OLIG2^S147A Promotes OL Fate Specification but Represses MN Fate in Cultured P19 Cells (A–D) MN induction: addition of SHHAg1.2 agonist and RA induced aggregated P19 cells to express the MN marker HB9 (B and B′). This induction was accentuated in stable cell line P19-OLIG2^WT (C and C′) but repressed in P19-OLIG2^S147A (D and D′). (E–H) OL induction: SHHAg1.2 and RA also induced aggregated P19 cells to express OLP marker NG2 (F and F′).

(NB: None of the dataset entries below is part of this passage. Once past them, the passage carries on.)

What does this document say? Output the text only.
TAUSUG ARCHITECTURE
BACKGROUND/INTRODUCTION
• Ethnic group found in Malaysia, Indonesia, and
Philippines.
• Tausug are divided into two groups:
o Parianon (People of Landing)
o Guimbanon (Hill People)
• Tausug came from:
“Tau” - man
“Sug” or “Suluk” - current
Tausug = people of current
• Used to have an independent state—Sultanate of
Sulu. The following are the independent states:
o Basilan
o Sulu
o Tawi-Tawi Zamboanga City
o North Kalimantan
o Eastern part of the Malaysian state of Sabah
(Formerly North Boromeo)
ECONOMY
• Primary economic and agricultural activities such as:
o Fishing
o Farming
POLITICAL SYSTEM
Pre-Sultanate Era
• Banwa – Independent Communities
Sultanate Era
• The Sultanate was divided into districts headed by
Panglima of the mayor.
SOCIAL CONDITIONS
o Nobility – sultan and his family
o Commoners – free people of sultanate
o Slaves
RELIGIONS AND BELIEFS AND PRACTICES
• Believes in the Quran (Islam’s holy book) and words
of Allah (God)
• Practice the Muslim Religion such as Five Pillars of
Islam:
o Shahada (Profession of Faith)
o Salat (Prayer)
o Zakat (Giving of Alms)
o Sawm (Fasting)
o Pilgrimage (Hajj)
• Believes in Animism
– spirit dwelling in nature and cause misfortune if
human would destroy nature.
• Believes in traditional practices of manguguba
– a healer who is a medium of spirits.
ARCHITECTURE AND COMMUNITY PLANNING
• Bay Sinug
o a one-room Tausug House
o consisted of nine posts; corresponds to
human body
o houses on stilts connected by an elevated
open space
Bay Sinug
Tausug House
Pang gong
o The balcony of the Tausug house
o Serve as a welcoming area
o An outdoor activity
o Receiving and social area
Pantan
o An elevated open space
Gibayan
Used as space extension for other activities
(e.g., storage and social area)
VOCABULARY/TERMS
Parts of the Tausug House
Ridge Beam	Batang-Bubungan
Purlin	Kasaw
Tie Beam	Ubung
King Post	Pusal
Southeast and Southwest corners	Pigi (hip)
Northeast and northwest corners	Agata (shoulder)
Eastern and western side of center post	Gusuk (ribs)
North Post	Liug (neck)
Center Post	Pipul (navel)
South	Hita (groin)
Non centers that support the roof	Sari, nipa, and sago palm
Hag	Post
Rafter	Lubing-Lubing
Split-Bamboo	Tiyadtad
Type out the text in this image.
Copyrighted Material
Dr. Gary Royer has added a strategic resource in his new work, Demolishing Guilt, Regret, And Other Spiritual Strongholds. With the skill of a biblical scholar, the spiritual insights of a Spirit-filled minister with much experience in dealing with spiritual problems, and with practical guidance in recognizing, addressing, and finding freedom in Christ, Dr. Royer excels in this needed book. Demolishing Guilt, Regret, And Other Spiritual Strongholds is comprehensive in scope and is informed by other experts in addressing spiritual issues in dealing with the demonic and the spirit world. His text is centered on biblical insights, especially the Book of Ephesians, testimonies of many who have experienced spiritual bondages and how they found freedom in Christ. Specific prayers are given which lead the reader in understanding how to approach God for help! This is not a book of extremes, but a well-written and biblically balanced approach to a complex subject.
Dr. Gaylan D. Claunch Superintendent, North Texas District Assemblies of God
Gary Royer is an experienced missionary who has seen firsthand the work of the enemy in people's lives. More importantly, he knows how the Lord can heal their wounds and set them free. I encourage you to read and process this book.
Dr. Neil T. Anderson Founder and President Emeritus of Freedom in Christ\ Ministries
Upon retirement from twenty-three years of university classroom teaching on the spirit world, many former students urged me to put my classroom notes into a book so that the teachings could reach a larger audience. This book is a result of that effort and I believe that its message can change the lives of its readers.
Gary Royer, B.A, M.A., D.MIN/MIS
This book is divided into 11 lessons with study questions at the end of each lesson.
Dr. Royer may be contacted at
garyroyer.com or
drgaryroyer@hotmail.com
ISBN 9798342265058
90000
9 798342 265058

This induction was slightly amplified in the P19-OLIG2^WT line (G and G′) but dramatically magnified in P19-OLIG2^S147A (H and H′). (I, I′, and I″) The NG2-positive cells (green) that were induced in P19-OLIG2^S147A cultures also expressed SOX10 (red), confirming them as OL lineage cells. Cell nuclei were counterstained with DAPI (blue). (J) Quantification of HB9 and NG2-inducing activity. Scale bar, 50 μm (A–H′ and I–I″). See also Figure S5.

Figure 7

A Model of How OLIG2 Might Sequentially Regulate MN and OLP Fates through Reversible Phosphorylation on S147 A key feature is that dephosphorylation of OLIG2 increases the efficiency of OLIG2-NGN2 heterodimer formation, reducing the amount of NGN2 available for activating MN-specific genes and thereby contributing to the neuron-OL fate switch.